Acho que é no ‘The Straight Story’ que Alvin, a personagem interpretada por Richard Farnsworth, diz a certa altura: “the worst part of being old is remembering when you was young”.
Esta frase é tão clarividente que chega a ser cruel. Não é que ser velho seja, em si, uma coisa má. A consciência da inevitabilidade da morte é uma coisa com que aprendemos a viver, com o mesmo tipo de resignação com que se aprende a viver da melhor forma possível com vizinhos indesejáveis. Aliás, como dizia alguém, a velhice até que nem é má, comparada com as alternativas.
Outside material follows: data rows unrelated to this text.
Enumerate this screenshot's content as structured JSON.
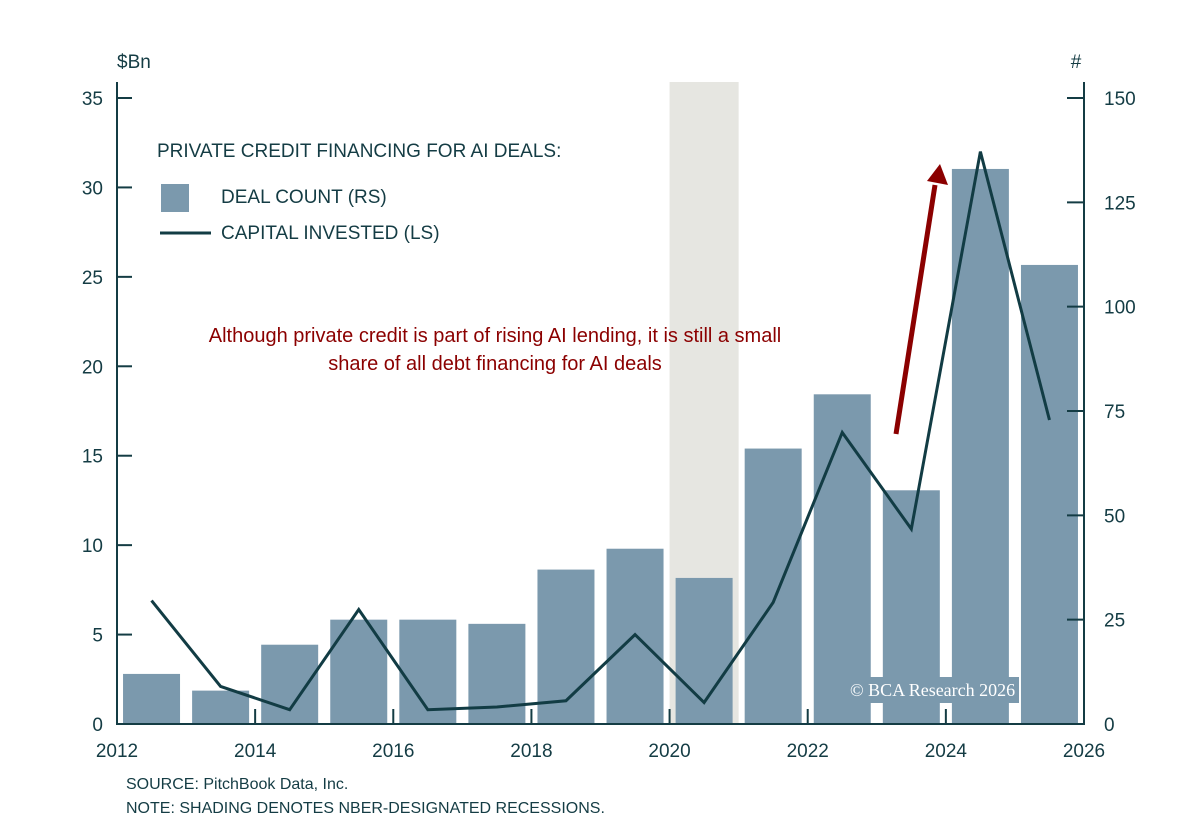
{
  "chart_data": {
    "type": "bar+line",
    "legend_title": "PRIVATE CREDIT FINANCING FOR AI DEALS:",
    "legend_placement": "top-left",
    "left_axis_label": "$Bn",
    "right_axis_label": "#",
    "xlim": [
      2012,
      2026
    ],
    "x_ticks": [
      "2012",
      "2014",
      "2016",
      "2018",
      "2020",
      "2022",
      "2024",
      "2026"
    ],
    "ylim_left": [
      0,
      35
    ],
    "y_ticks_left": [
      "0",
      "5",
      "10",
      "15",
      "20",
      "25",
      "30",
      "35"
    ],
    "ylim_right": [
      0,
      150
    ],
    "y_ticks_right": [
      "0",
      "25",
      "50",
      "75",
      "100",
      "125",
      "150"
    ],
    "categories": [
      2012,
      2013,
      2014,
      2015,
      2016,
      2017,
      2018,
      2019,
      2020,
      2021,
      2022,
      2023,
      2024,
      2025
    ],
    "series": [
      {
        "name": "DEAL COUNT (RS)",
        "type": "bar",
        "axis": "right",
        "color": "#7b99ad",
        "values": [
          12,
          8,
          19,
          25,
          25,
          24,
          37,
          42,
          35,
          66,
          79,
          56,
          133,
          110
        ]
      },
      {
        "name": "CAPITAL INVESTED (LS)",
        "type": "line",
        "axis": "left",
        "color": "#123c44",
        "values": [
          6.9,
          2.1,
          0.8,
          6.4,
          0.8,
          0.95,
          1.3,
          5.0,
          1.2,
          6.8,
          16.3,
          10.9,
          32.0,
          17.0
        ]
      }
    ],
    "recession_shading": [
      [
        2020.0,
        2021.0
      ]
    ],
    "recession_color": "#e6e6e1",
    "annotation": "Although private credit is part of rising AI lending, it is still a small share of all debt financing for AI deals",
    "annotation_color": "#8b0000",
    "arrow_color": "#8b0000",
    "grid": false
  },
  "watermark": "© BCA Research 2026",
  "source": "SOURCE: PitchBook Data, Inc.",
  "note": "NOTE: SHADING DENOTES NBER-DESIGNATED RECESSIONS."
}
Além disso, há coisas que são verdadeiramente deliciosas, e que só se adquirem com a idade. Há, com efeito, uma certa tranquilidade que apenas atingimos quando nos apercebemos de que a maior parte das coisas que passámos a vida a pensar que eram importantes, afinal não tinham importância nenhuma.
Outro produto da idade, é a troca do cinismo pela ironia. A ironia é doce, macia, afectuosa, enquanto o cinismo é seco e duro. Quando éramos cínicos, não acreditávamos nas pessoas, achávamos que daqui ninguém sai vivo! Agora acreditamos, com ironia é claro, que afinal o padre Américo tinha razão e não há rapazes maus.
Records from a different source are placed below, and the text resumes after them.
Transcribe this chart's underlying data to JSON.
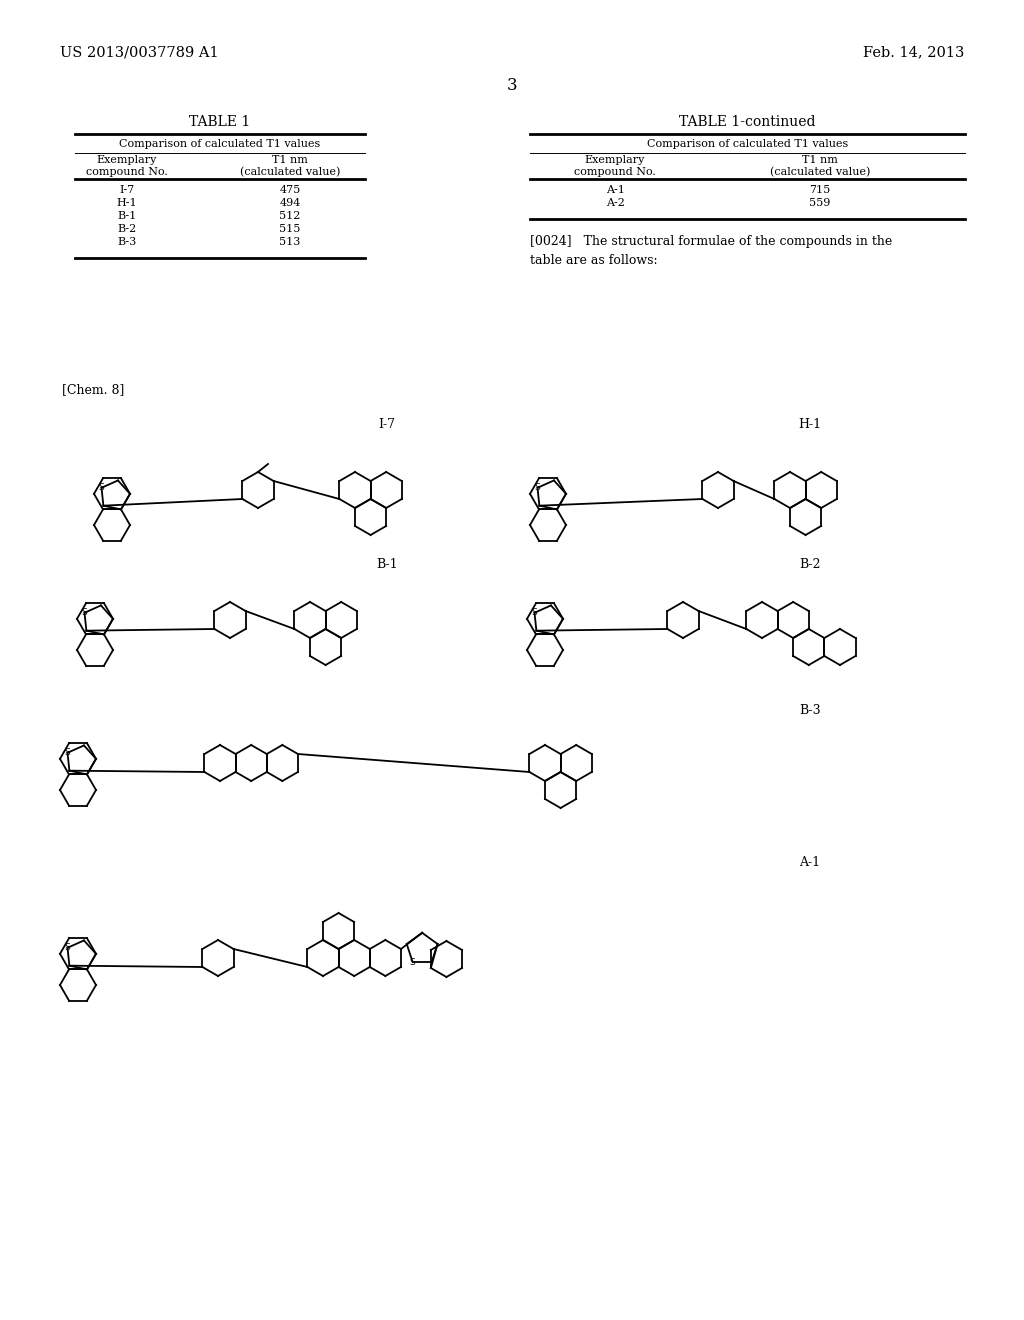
{
  "bg_color": "#ffffff",
  "header_left": "US 2013/0037789 A1",
  "header_right": "Feb. 14, 2013",
  "page_number": "3",
  "table1_title": "TABLE 1",
  "table1_subtitle": "Comparison of calculated T1 values",
  "table1_data": [
    [
      "I-7",
      "475"
    ],
    [
      "H-1",
      "494"
    ],
    [
      "B-1",
      "512"
    ],
    [
      "B-2",
      "515"
    ],
    [
      "B-3",
      "513"
    ]
  ],
  "table2_title": "TABLE 1-continued",
  "table2_subtitle": "Comparison of calculated T1 values",
  "table2_data": [
    [
      "A-1",
      "715"
    ],
    [
      "A-2",
      "559"
    ]
  ],
  "paragraph": "[0024]   The structural formulae of the compounds in the\ntable are as follows:",
  "chem_label": "[Chem. 8]",
  "compound_labels": [
    "I-7",
    "H-1",
    "B-1",
    "B-2",
    "B-3",
    "A-1"
  ]
}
Então, o pior de ser velho é mesmo lembrarmo-nos de quando éramos novos. Lembrarmo-nos, como no admirável verso de William Wordsworth, da hora do esplendor na relva. Do tempo em que tudo era possível porque o futuro era uma promessa em branco.
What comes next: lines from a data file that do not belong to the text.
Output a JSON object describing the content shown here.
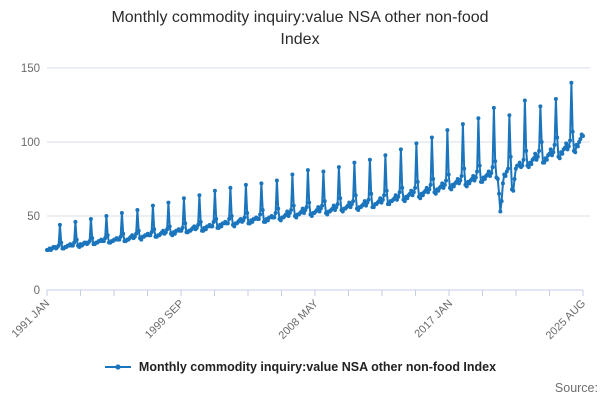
{
  "title": "Monthly commodity inquiry:value NSA other non-food Index",
  "legend": {
    "label": "Monthly commodity inquiry:value NSA other non-food Index"
  },
  "source_label": "Source:",
  "colors": {
    "series": "#1b75bc",
    "grid": "#d8deea",
    "axis": "#c4cee4",
    "axis_label": "#6b6b6b",
    "title_text": "#2b2b2b",
    "legend_text": "#222222",
    "source_text": "#6f6f6f"
  },
  "chart_data": {
    "type": "line",
    "title": "Monthly commodity inquiry:value NSA other non-food Index",
    "series_name": "Monthly commodity inquiry:value NSA other non-food Index",
    "frequency": "monthly",
    "start": "1991 JAN",
    "end": "2025 AUG",
    "xlabel": "",
    "ylabel": "",
    "ylim": [
      0,
      154
    ],
    "y_ticks": [
      0,
      50,
      100,
      150
    ],
    "x_tick_labels": [
      "1991 JAN",
      "1999 SEP",
      "2008 MAY",
      "2017 JAN",
      "2025 AUG"
    ],
    "x_tick_month_indices": [
      0,
      104,
      208,
      312,
      415
    ],
    "minor_tick_count": 17,
    "grid": "horizontal",
    "legend_position": "bottom",
    "values": [
      27,
      27,
      28,
      27,
      28,
      29,
      29,
      28,
      29,
      30,
      44,
      32,
      28,
      28,
      29,
      29,
      30,
      30,
      31,
      30,
      30,
      32,
      46,
      34,
      30,
      29,
      31,
      30,
      31,
      32,
      32,
      31,
      32,
      33,
      48,
      35,
      31,
      31,
      32,
      32,
      33,
      33,
      34,
      33,
      33,
      35,
      50,
      37,
      32,
      32,
      33,
      33,
      34,
      34,
      35,
      34,
      34,
      36,
      52,
      38,
      33,
      33,
      34,
      34,
      35,
      36,
      37,
      35,
      36,
      38,
      54,
      40,
      35,
      34,
      36,
      36,
      37,
      37,
      38,
      37,
      37,
      39,
      57,
      41,
      36,
      36,
      37,
      37,
      38,
      39,
      40,
      38,
      39,
      41,
      59,
      43,
      38,
      37,
      39,
      38,
      40,
      40,
      41,
      40,
      40,
      42,
      62,
      45,
      39,
      39,
      40,
      40,
      41,
      42,
      43,
      41,
      42,
      44,
      64,
      46,
      40,
      40,
      42,
      41,
      43,
      43,
      44,
      43,
      43,
      46,
      67,
      48,
      42,
      42,
      44,
      43,
      45,
      45,
      46,
      45,
      45,
      48,
      69,
      50,
      44,
      43,
      45,
      45,
      46,
      47,
      48,
      46,
      47,
      49,
      71,
      52,
      45,
      45,
      47,
      46,
      48,
      48,
      49,
      48,
      48,
      51,
      72,
      54,
      46,
      46,
      48,
      47,
      49,
      49,
      50,
      49,
      49,
      52,
      74,
      55,
      48,
      47,
      49,
      49,
      50,
      51,
      53,
      50,
      52,
      54,
      78,
      57,
      50,
      49,
      51,
      51,
      52,
      53,
      55,
      52,
      54,
      56,
      81,
      59,
      51,
      50,
      52,
      52,
      53,
      54,
      56,
      53,
      55,
      57,
      80,
      60,
      52,
      51,
      53,
      53,
      54,
      55,
      57,
      54,
      56,
      58,
      83,
      62,
      54,
      53,
      55,
      55,
      56,
      57,
      59,
      56,
      58,
      60,
      86,
      64,
      55,
      54,
      56,
      56,
      57,
      58,
      60,
      57,
      59,
      61,
      88,
      65,
      56,
      56,
      58,
      58,
      59,
      60,
      62,
      59,
      61,
      64,
      91,
      67,
      58,
      58,
      60,
      60,
      61,
      62,
      64,
      61,
      63,
      66,
      95,
      69,
      61,
      60,
      63,
      62,
      64,
      65,
      67,
      64,
      66,
      69,
      99,
      73,
      63,
      62,
      65,
      64,
      66,
      67,
      69,
      66,
      68,
      71,
      103,
      75,
      66,
      65,
      68,
      67,
      69,
      70,
      72,
      69,
      71,
      74,
      108,
      78,
      69,
      68,
      71,
      70,
      72,
      73,
      75,
      72,
      74,
      77,
      112,
      82,
      71,
      70,
      73,
      72,
      74,
      75,
      77,
      74,
      76,
      80,
      116,
      84,
      73,
      73,
      76,
      75,
      77,
      78,
      80,
      77,
      79,
      83,
      123,
      87,
      76,
      75,
      65,
      53,
      60,
      72,
      78,
      77,
      80,
      82,
      118,
      90,
      68,
      67,
      75,
      82,
      84,
      84,
      86,
      83,
      84,
      88,
      128,
      94,
      84,
      83,
      86,
      85,
      88,
      89,
      92,
      88,
      90,
      94,
      124,
      100,
      86,
      86,
      89,
      88,
      91,
      92,
      95,
      91,
      93,
      98,
      129,
      103,
      90,
      89,
      93,
      92,
      95,
      96,
      99,
      95,
      97,
      101,
      140,
      107,
      94,
      93,
      98,
      97,
      100,
      102,
      105,
      104
    ]
  }
}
A adolescência é uma espécie de túnel sem luz ao fundo, em que apenas somos guiados por uma certeza ancestral, aguda e irracional, de que lá ao fundo há efectivamente uma saída. Mas quando finalmente se sai para a hora solar, para a, ainda Wordsworth, “radiance that was once so bright”, o tempo como que se suspende. Até aí, o tempo passava lentamente porque desejávamos que passasse depressa. Mais tarde, o tempo passará voraz e vertiginoso, porque venderíamos a nossa alma ao diabo para que ele passasse mais devagar. Mas nesse momento, o tempo tem verdadeiramente a nossa dimensão e medida. Anda ao nosso passo. É nosso. Tem o tamanho do nosso corpo.
É!, o corpo ascende à condição de estrela. Rei absoluto, que desconhece ainda de que está já condenado a passar à condição de rei obsoleto.